Past studies have not provided compelling evidence to support Ampligen’s widespread use, at least none sufficient to win the Food and Drug Administration’s approval. In 1991, for example, the regulatory agency told the drug’s manufacturer, Hemispherx Biopharma of Philadelphia, that evidence of the medicine’s safety and efficacy against chronic fatigue syndrome was “incomplete and inadequate.”
The new, company-funded study, as yet unpublished, provides strong evidence that the drug has a beneficial effect on the majority of people who have chronic fatigue syndrome, says Hemispherx chairman and chief executive officer William A. Carter. In the trial, Bateman and other investigators infused Ampligen into 93 patients twice a week for 40 weeks. Other volunteers got a fake version of the medicine.
Patients receiving the active drug who completed 40 weeks of treatment were able to exercise more aggressively than the other patients were. On a standard treadmill test, their exercise tolerance increased by 15 percent compared with that of the placebo group. That improvement might reduce or eliminate a patient’s need for help with daily activities. The investigators presented their findings in May at a medical conference in Barcelona, Spain.

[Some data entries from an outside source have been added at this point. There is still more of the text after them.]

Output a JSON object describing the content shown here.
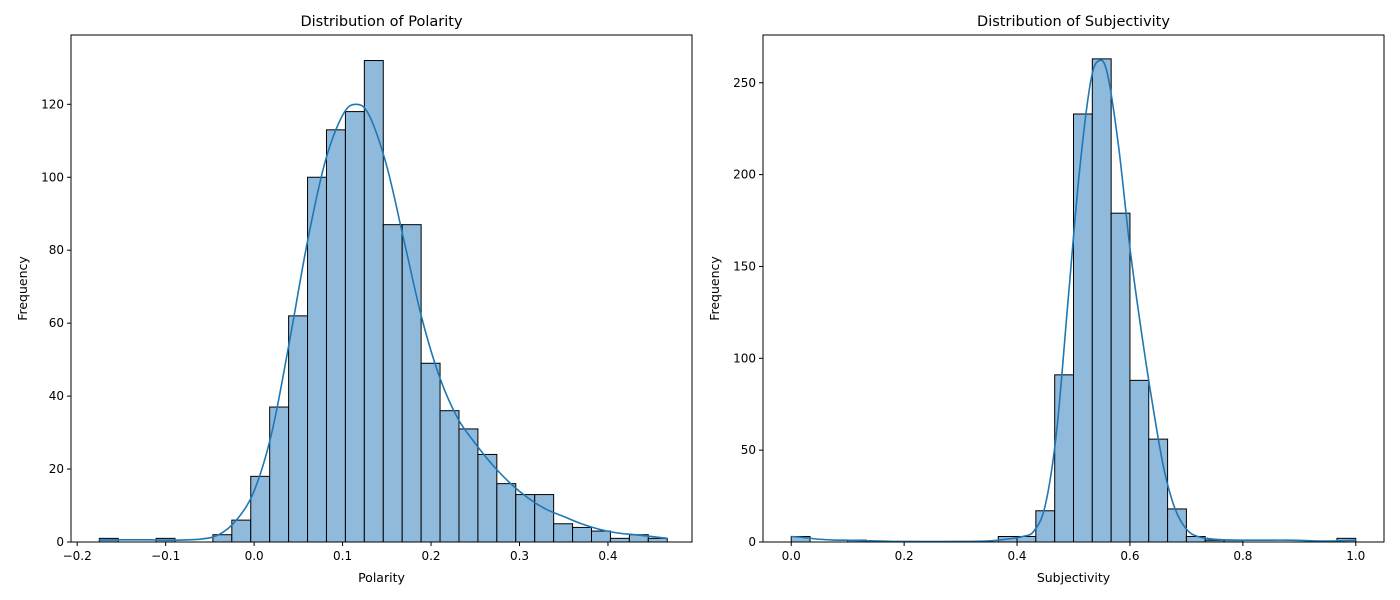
{
  "chart_data": [
    {
      "type": "bar",
      "title": "Distribution of Polarity",
      "xlabel": "Polarity",
      "ylabel": "Frequency",
      "xlim": [
        -0.207,
        0.495
      ],
      "ylim": [
        0,
        139
      ],
      "xticks": [
        -0.2,
        -0.1,
        0.0,
        0.1,
        0.2,
        0.3,
        0.4
      ],
      "xtick_labels": [
        "−0.2",
        "−0.1",
        "0.0",
        "0.1",
        "0.2",
        "0.3",
        "0.4"
      ],
      "yticks": [
        0,
        20,
        40,
        60,
        80,
        100,
        120
      ],
      "ytick_labels": [
        "0",
        "20",
        "40",
        "60",
        "80",
        "100",
        "120"
      ],
      "bin_edges": [
        -0.175,
        -0.1536,
        -0.1322,
        -0.1108,
        -0.0894,
        -0.068,
        -0.0466,
        -0.0252,
        -0.0038,
        0.0176,
        0.039,
        0.0604,
        0.0818,
        0.1032,
        0.1246,
        0.146,
        0.1674,
        0.1888,
        0.2102,
        0.2316,
        0.253,
        0.2744,
        0.2958,
        0.3172,
        0.3386,
        0.36,
        0.3814,
        0.4028,
        0.4242,
        0.4456,
        0.467
      ],
      "values": [
        1,
        0,
        0,
        1,
        0,
        0,
        2,
        6,
        18,
        37,
        62,
        100,
        113,
        118,
        132,
        87,
        87,
        49,
        36,
        31,
        24,
        16,
        13,
        13,
        5,
        4,
        3,
        1,
        2,
        1
      ],
      "kde": {
        "x": [
          -0.175,
          -0.15,
          -0.12,
          -0.09,
          -0.06,
          -0.04,
          -0.02,
          0.0,
          0.02,
          0.04,
          0.06,
          0.08,
          0.1,
          0.115,
          0.13,
          0.15,
          0.17,
          0.19,
          0.21,
          0.23,
          0.25,
          0.27,
          0.29,
          0.31,
          0.33,
          0.35,
          0.37,
          0.39,
          0.41,
          0.43,
          0.45,
          0.467
        ],
        "y": [
          0.5,
          0.6,
          0.6,
          0.5,
          0.8,
          2,
          6,
          14,
          30,
          55,
          82,
          104,
          117,
          120,
          117,
          103,
          82,
          61,
          45,
          34,
          27,
          21,
          16,
          12,
          9,
          7,
          5,
          3.5,
          2.5,
          2,
          1.5,
          1
        ]
      }
    },
    {
      "type": "bar",
      "title": "Distribution of Subjectivity",
      "xlabel": "Subjectivity",
      "ylabel": "Frequency",
      "xlim": [
        -0.05,
        1.05
      ],
      "ylim": [
        0,
        276
      ],
      "xticks": [
        0.0,
        0.2,
        0.4,
        0.6,
        0.8,
        1.0
      ],
      "xtick_labels": [
        "0.0",
        "0.2",
        "0.4",
        "0.6",
        "0.8",
        "1.0"
      ],
      "yticks": [
        0,
        50,
        100,
        150,
        200,
        250
      ],
      "ytick_labels": [
        "0",
        "50",
        "100",
        "150",
        "200",
        "250"
      ],
      "bin_edges": [
        0.0,
        0.0333,
        0.0667,
        0.1,
        0.1333,
        0.1667,
        0.2,
        0.2333,
        0.2667,
        0.3,
        0.3333,
        0.3667,
        0.4,
        0.4333,
        0.4667,
        0.5,
        0.5333,
        0.5667,
        0.6,
        0.6333,
        0.6667,
        0.7,
        0.7333,
        0.7667,
        0.8,
        0.8333,
        0.8667,
        0.9,
        0.9333,
        0.9667,
        1.0
      ],
      "values": [
        3,
        0,
        0,
        1,
        0,
        0,
        0,
        0,
        0,
        0,
        0,
        3,
        3,
        17,
        91,
        233,
        263,
        179,
        88,
        56,
        18,
        3,
        1,
        1,
        0,
        0,
        0,
        0,
        0,
        2
      ],
      "kde": {
        "x": [
          0.0,
          0.02,
          0.05,
          0.08,
          0.1,
          0.13,
          0.2,
          0.3,
          0.35,
          0.38,
          0.41,
          0.43,
          0.45,
          0.47,
          0.49,
          0.51,
          0.53,
          0.545,
          0.56,
          0.58,
          0.6,
          0.62,
          0.64,
          0.66,
          0.68,
          0.7,
          0.72,
          0.75,
          0.8,
          0.88,
          0.95,
          1.0
        ],
        "y": [
          3,
          2.5,
          1.5,
          1,
          1,
          0.7,
          0.3,
          0.3,
          0.6,
          1.5,
          3,
          6,
          20,
          60,
          130,
          200,
          250,
          262,
          255,
          215,
          160,
          115,
          75,
          40,
          18,
          7,
          3,
          1.5,
          1,
          1,
          0.5,
          1
        ]
      }
    }
  ]
}
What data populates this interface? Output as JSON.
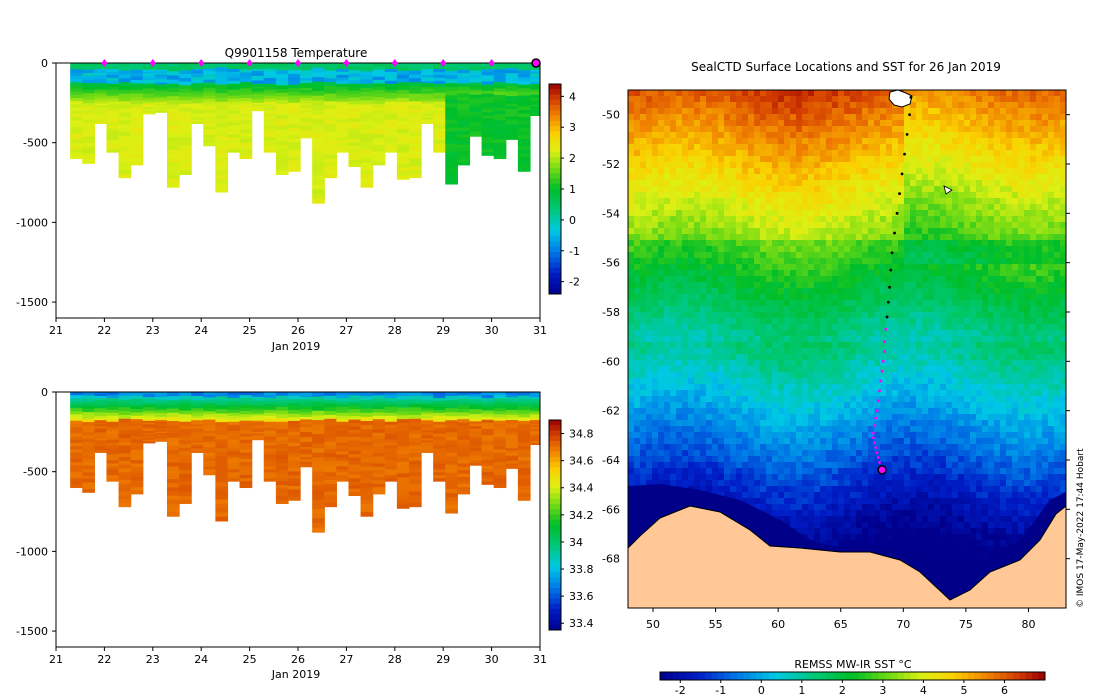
{
  "chart_data": [
    {
      "type": "heatmap",
      "id": "temp_section",
      "title": "Q9901158  Temperature",
      "xlabel": "Jan 2019",
      "ylabel": "",
      "xlim": [
        21,
        31
      ],
      "ylim": [
        -1600,
        0
      ],
      "x_ticks": [
        "21",
        "22",
        "23",
        "24",
        "25",
        "26",
        "27",
        "28",
        "29",
        "30",
        "31"
      ],
      "y_ticks": [
        "0",
        "-500",
        "-1000",
        "-1500"
      ],
      "y_tick_values": [
        0,
        -500,
        -1000,
        -1500
      ],
      "colorbar": {
        "min": -2.4,
        "max": 4.4,
        "ticks": [
          4,
          3,
          2,
          1,
          0,
          -1,
          -2
        ],
        "tick_labels": [
          "4",
          "3",
          "2",
          "1",
          "0",
          "-1",
          "-2"
        ]
      },
      "profile_times": [
        21.3,
        21.55,
        21.8,
        22.05,
        22.3,
        22.55,
        22.8,
        23.05,
        23.3,
        23.55,
        23.8,
        24.05,
        24.3,
        24.55,
        24.8,
        25.05,
        25.3,
        25.55,
        25.8,
        26.05,
        26.3,
        26.55,
        26.8,
        27.05,
        27.3,
        27.55,
        27.8,
        28.05,
        28.3,
        28.55,
        28.8,
        29.05,
        29.3,
        29.55,
        29.8,
        30.05,
        30.3,
        30.55,
        30.8
      ],
      "profile_max_depth": [
        600,
        630,
        380,
        560,
        720,
        640,
        320,
        310,
        780,
        700,
        380,
        520,
        810,
        560,
        600,
        300,
        560,
        700,
        680,
        470,
        880,
        720,
        560,
        650,
        780,
        640,
        560,
        730,
        720,
        380,
        560,
        760,
        640,
        460,
        580,
        600,
        480,
        680,
        330
      ],
      "marker_days": [
        22,
        23,
        24,
        25,
        26,
        27,
        28,
        29,
        30
      ],
      "current_marker_day": 31
    },
    {
      "type": "heatmap",
      "id": "sal_section",
      "title": "",
      "xlabel": "Jan 2019",
      "ylabel": "",
      "xlim": [
        21,
        31
      ],
      "ylim": [
        -1600,
        0
      ],
      "x_ticks": [
        "21",
        "22",
        "23",
        "24",
        "25",
        "26",
        "27",
        "28",
        "29",
        "30",
        "31"
      ],
      "y_ticks": [
        "0",
        "-500",
        "-1000",
        "-1500"
      ],
      "y_tick_values": [
        0,
        -500,
        -1000,
        -1500
      ],
      "colorbar": {
        "min": 33.35,
        "max": 34.9,
        "ticks": [
          34.8,
          34.6,
          34.4,
          34.2,
          34,
          33.8,
          33.6,
          33.4
        ],
        "tick_labels": [
          "34.8",
          "34.6",
          "34.4",
          "34.2",
          "34",
          "33.8",
          "33.6",
          "33.4"
        ]
      }
    },
    {
      "type": "heatmap",
      "id": "sst_map",
      "title": "SealCTD Surface Locations and SST for 26 Jan 2019",
      "xlabel": "",
      "ylabel": "",
      "xlim": [
        48,
        83
      ],
      "ylim": [
        -70,
        -49
      ],
      "x_ticks": [
        "50",
        "55",
        "60",
        "65",
        "70",
        "75",
        "80"
      ],
      "x_tick_values": [
        50,
        55,
        60,
        65,
        70,
        75,
        80
      ],
      "y_ticks": [
        "-50",
        "-52",
        "-54",
        "-56",
        "-58",
        "-60",
        "-62",
        "-64",
        "-66",
        "-68"
      ],
      "y_tick_values": [
        -50,
        -52,
        -54,
        -56,
        -58,
        -60,
        -62,
        -64,
        -66,
        -68
      ],
      "colorbar": {
        "label": "REMSS MW-IR SST °C",
        "min": -2.5,
        "max": 7,
        "ticks": [
          -2,
          -1,
          0,
          1,
          2,
          3,
          4,
          5,
          6
        ],
        "tick_labels": [
          "-2",
          "-1",
          "0",
          "1",
          "2",
          "3",
          "4",
          "5",
          "6"
        ]
      },
      "track": {
        "lon": [
          70.6,
          70.5,
          70.3,
          70.1,
          69.9,
          69.7,
          69.5,
          69.3,
          69.1,
          69.0,
          68.9,
          68.8,
          68.7,
          68.6,
          68.5,
          68.5,
          68.4,
          68.3,
          68.2,
          68.1,
          68.0,
          67.9,
          67.8,
          67.7,
          67.6,
          67.6,
          67.7,
          67.8,
          67.9,
          68.0,
          68.1,
          68.2,
          68.3
        ],
        "lat": [
          -49.3,
          -50.0,
          -50.8,
          -51.6,
          -52.4,
          -53.2,
          -54.0,
          -54.8,
          -55.6,
          -56.3,
          -57.0,
          -57.6,
          -58.2,
          -58.7,
          -59.2,
          -59.6,
          -60.0,
          -60.4,
          -60.8,
          -61.2,
          -61.6,
          -62.0,
          -62.3,
          -62.6,
          -62.9,
          -63.1,
          -63.3,
          -63.5,
          -63.7,
          -63.9,
          -64.1,
          -64.3,
          -64.4
        ]
      },
      "current_position": {
        "lon": 68.3,
        "lat": -64.4
      },
      "credit": "© IMOS 17-May-2022 17:44 Hobart"
    }
  ]
}
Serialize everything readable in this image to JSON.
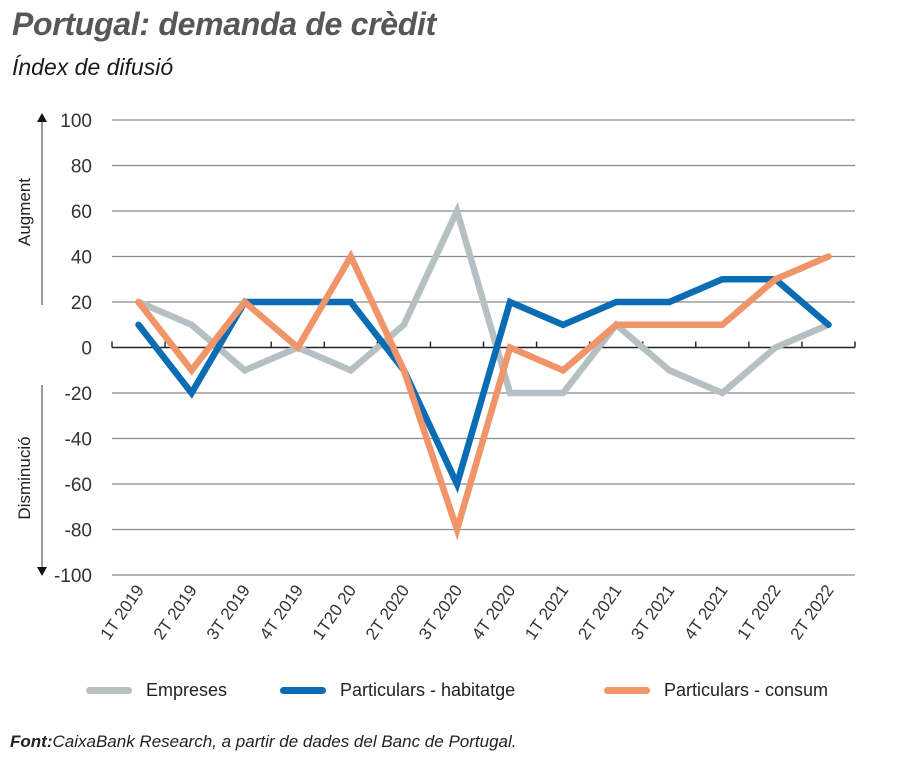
{
  "title": "Portugal: demanda de crèdit",
  "subtitle": "Índex de difusió",
  "source_label": "Font:",
  "source_text": "CaixaBank Research, a partir de dades del Banc de Portugal.",
  "chart_data": {
    "type": "line",
    "title": "Portugal: demanda de crèdit",
    "subtitle": "Índex de difusió",
    "xlabel": "",
    "ylabel_up": "Augment",
    "ylabel_down": "Disminució",
    "ylim": [
      -100,
      100
    ],
    "yticks": [
      100,
      80,
      60,
      40,
      20,
      0,
      -20,
      -40,
      -60,
      -80,
      -100
    ],
    "grid": true,
    "legend_position": "bottom",
    "categories": [
      "1T 2019",
      "2T 2019",
      "3T 2019",
      "4T 2019",
      "1T20 20",
      "2T 2020",
      "3T 2020",
      "4T 2020",
      "1T 2021",
      "2T 2021",
      "3T 2021",
      "4T 2021",
      "1T 2022",
      "2T 2022"
    ],
    "series": [
      {
        "name": "Empreses",
        "color": "#b6c0c3",
        "values": [
          20,
          10,
          -10,
          0,
          -10,
          10,
          60,
          -20,
          -20,
          10,
          -10,
          -20,
          0,
          10
        ]
      },
      {
        "name": "Particulars - habitatge",
        "color": "#0a6cb3",
        "values": [
          10,
          -20,
          20,
          20,
          20,
          -10,
          -60,
          20,
          10,
          20,
          20,
          30,
          30,
          10
        ]
      },
      {
        "name": "Particulars - consum",
        "color": "#f0956a",
        "values": [
          20,
          -10,
          20,
          0,
          40,
          -10,
          -80,
          0,
          -10,
          10,
          10,
          10,
          30,
          40
        ]
      }
    ]
  }
}
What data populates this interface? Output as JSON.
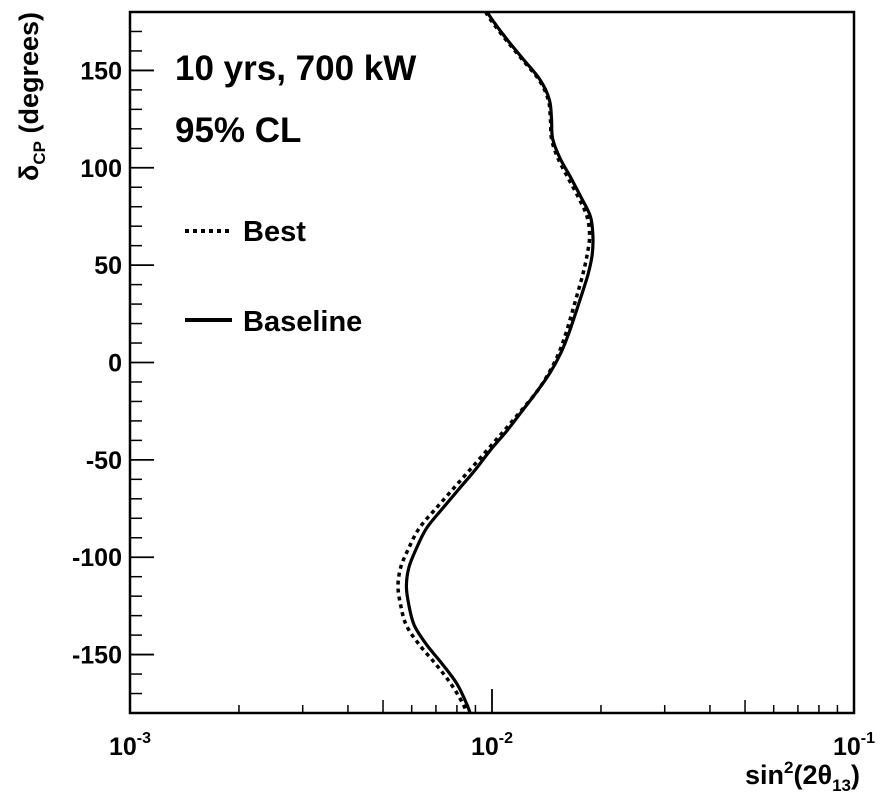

The company will submit the trial results to the FDA this year, along with a request for permission to market the drug as a therapy for the syndrome, Carter says. If commercialized, Ampligen would probably cost $15,000 to $20,000 annually per patient, he says, excluding the expense of having medical staff administer it.
Despite the price tag, the medicine might reduce overall healthcare expenditures. “There is a dramatic reduction in concomitant medication use” for insomnia, pain, and other symptoms in chronic fatigue syndrome patients who receive Ampligen, Carter says.
Wright, the Salt Lake City patient, was a volunteer in the study. The treatment wasn’t easy for her.
“I started having a really bad headache when I got the drug, [as if] I had post-exertional malaise,” she recalls. “Mondays were my good days because I had my infusions on Tuesdays and Fridays. It took me about 4 months to get over the side effects.”
The suffering was worth it, she says: “I felt stronger and had more energy after about 2 weeks.”
Nevertheless, Wright is no longer taking the experimental medication. Since the trial has ended, she’d have to pay about $600 a month to get it. She laments, “I don’t have that kind of money.”